Hello goers of Element14, and Ben, if you're peeping in here every so often! long time viewer here with something interesting, I think.
I have one of these Sylvania SYNET7 generic chinese CVS-sold 7" netbooks in my posession. Recently, I took interest in it after it had been sitting for some time, and loaded up Raspbian Wheezy Softfloat (2013-05-29-wheezy-armel.img) with a custom kernel, found here: https://cae2100.wordpress.com/2013/06/26/well-ive-been-talking-about-designing-my-own/
There are also instructions on that blog which give the step-by-step for getting the flash card prepped to be used in such a system.
It's based on a junky WonderMedia wm8505, ARMv5 running someplace in the 250MHz range. it also only posesses 128MB of RAM. Originally, these run either Windows CE or Android. Mine ran CE and had the NAND Flash chip onboard go faulty, so running Linux via an SD card is the only viable option still holding it together. Supposedly the third revision of the board negates the NAND for a USB flashdrive, but these cheaply-made junk drives seem to have problems with Linux loaded on them, however it should be fairly easy to replace and drop in say a MicroSD reader with a 32GB MicroSD card and be good to go while keeping the SD card slot free. The screen is 800x480, and is sharp at that. has a pretty nice viewing angle as well for something made so cheaply. seems to also have a Gigabit NIC onboard as well, another surprise for something so cheaply made.
So I had two ideas sprout from this-- One, it has some GPIO traces, most notably one to switch on and off the internal WiFi dongle (mine is dead and needs to be replaced) embedded in the lid, and I'd expect more. As I can't find a schematic for the board (and knowing me, I probably won't) I can't map out the GPIO pins that are available to poke and prod around with. Attached is a semi-decentish picture of the motherboard underside of my version, found from Google. There seems to be an unused USB port there on the top left next to the white battery connector as well... Also what look to be unused mPCIe solder pads on the board? hmm...
So the idea here would be to break out all the GPIO pins not currently in use by internals and make then accessible on the outside of the device via some sort of a jumper block and some ribbon cable... but a schematic would have to be found to break them ALL out. in this case, it'd be say, an interesting development netbook, and while running Linux, maybe the brains for some sort of 3D printer or other weird creation?

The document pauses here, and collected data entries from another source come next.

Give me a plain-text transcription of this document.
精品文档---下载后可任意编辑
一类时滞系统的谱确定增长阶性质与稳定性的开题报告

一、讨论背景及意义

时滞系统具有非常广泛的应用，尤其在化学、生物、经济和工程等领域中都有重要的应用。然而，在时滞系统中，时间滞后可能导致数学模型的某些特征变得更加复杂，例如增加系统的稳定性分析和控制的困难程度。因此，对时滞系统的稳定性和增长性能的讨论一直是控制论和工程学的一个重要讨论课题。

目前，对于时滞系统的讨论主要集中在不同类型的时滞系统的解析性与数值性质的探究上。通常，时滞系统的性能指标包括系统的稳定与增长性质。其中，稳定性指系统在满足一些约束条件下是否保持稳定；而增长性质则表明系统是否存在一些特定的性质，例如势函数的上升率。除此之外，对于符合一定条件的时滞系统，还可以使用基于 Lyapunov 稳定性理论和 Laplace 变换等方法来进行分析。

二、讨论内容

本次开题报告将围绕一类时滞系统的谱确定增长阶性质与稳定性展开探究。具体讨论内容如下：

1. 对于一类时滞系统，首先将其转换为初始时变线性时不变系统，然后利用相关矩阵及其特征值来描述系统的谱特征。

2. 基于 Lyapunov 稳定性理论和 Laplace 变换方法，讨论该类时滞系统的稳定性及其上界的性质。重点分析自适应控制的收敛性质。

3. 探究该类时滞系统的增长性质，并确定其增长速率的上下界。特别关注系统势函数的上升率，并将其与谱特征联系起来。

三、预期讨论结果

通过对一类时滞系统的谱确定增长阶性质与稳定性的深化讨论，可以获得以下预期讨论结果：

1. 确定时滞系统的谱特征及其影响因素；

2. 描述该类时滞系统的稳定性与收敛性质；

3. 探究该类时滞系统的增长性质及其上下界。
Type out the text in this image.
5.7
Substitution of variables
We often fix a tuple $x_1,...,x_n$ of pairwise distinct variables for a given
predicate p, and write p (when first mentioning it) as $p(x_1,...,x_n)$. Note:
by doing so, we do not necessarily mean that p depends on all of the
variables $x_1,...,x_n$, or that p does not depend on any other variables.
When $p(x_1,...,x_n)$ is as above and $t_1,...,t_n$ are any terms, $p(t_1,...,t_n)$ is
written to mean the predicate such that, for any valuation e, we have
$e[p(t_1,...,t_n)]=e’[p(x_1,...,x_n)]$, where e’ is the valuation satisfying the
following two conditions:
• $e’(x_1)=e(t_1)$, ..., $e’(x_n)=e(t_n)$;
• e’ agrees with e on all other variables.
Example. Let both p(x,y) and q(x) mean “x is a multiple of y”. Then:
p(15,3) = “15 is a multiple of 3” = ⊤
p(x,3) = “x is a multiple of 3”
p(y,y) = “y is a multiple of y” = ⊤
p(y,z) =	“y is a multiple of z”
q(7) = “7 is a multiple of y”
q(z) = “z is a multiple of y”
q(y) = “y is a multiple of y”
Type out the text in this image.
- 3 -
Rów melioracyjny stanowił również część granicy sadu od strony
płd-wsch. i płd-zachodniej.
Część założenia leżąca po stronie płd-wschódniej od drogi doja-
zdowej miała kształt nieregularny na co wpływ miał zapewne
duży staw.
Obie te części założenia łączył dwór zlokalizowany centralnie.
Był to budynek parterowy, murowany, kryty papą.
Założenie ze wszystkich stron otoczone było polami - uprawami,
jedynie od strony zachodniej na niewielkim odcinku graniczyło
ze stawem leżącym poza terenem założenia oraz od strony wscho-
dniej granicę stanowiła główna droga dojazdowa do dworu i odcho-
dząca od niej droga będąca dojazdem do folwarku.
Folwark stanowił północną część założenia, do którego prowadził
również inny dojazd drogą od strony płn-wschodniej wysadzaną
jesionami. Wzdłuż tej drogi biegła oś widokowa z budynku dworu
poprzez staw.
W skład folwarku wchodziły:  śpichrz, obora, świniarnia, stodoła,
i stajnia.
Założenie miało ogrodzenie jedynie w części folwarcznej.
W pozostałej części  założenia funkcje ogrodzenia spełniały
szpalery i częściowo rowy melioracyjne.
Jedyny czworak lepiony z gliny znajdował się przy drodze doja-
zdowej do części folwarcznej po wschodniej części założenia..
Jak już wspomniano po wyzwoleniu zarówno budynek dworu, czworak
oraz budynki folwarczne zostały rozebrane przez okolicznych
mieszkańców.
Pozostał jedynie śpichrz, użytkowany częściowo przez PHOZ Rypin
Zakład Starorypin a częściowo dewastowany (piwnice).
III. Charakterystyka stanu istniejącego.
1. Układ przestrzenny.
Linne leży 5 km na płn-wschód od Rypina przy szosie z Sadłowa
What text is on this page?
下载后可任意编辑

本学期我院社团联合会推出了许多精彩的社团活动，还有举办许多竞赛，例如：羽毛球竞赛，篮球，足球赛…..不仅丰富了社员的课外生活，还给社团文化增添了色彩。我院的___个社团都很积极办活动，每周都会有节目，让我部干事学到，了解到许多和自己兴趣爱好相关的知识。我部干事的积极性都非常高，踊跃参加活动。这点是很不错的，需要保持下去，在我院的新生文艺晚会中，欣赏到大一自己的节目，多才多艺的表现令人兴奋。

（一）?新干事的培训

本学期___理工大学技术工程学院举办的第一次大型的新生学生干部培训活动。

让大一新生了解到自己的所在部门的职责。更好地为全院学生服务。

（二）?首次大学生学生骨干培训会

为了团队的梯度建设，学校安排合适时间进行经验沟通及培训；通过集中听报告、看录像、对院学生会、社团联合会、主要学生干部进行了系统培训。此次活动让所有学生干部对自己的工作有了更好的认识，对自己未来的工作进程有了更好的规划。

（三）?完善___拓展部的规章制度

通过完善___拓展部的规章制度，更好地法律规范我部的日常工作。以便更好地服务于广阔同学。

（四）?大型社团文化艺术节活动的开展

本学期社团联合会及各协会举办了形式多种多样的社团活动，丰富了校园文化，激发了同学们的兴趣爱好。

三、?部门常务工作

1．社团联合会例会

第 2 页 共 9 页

The other idea would be to remove the current motherboard, or as much of it as feasibly possible, drop in a raspi or cubieboard2 with unneeded components removed or relocated (there's a LOT of unused space on the back and sides, and on either side of the screen by the teeny speakers as well, possibly an excuse to make use of a Pi camera board?). I'd think the cubieboard2 would be better suited since it's much more powerful than the Pi with all the fixings still... but the Pi is cheaper. so it'd be a lot better in terms of price.
I'd say the second idea would be more of an interesting challenge for Ben, if it's considered feasible. it's the right thickness, at least, to house a Pi with modification to the ports, and the netbooks themselves are a dime a dozen used, in all walks of life, from different brands using the same cheapo design and hardware in all cases... but in the end, they're full of all sorts of fun stuff to play with! I'd also like to know if anyone else out there in the community may have one of these doing anything interesting.So far my only use for it is as a communications device to talk to some friends via irssi and not really much more, since my SD card is slow and that makes the swap slow, so running X is a pain. a faster SD card would give faster swap and therefore allow for a fasteer UI experience, but I don't see the need if I can just use wicd-curses to connect to an access point and go from there in CLI.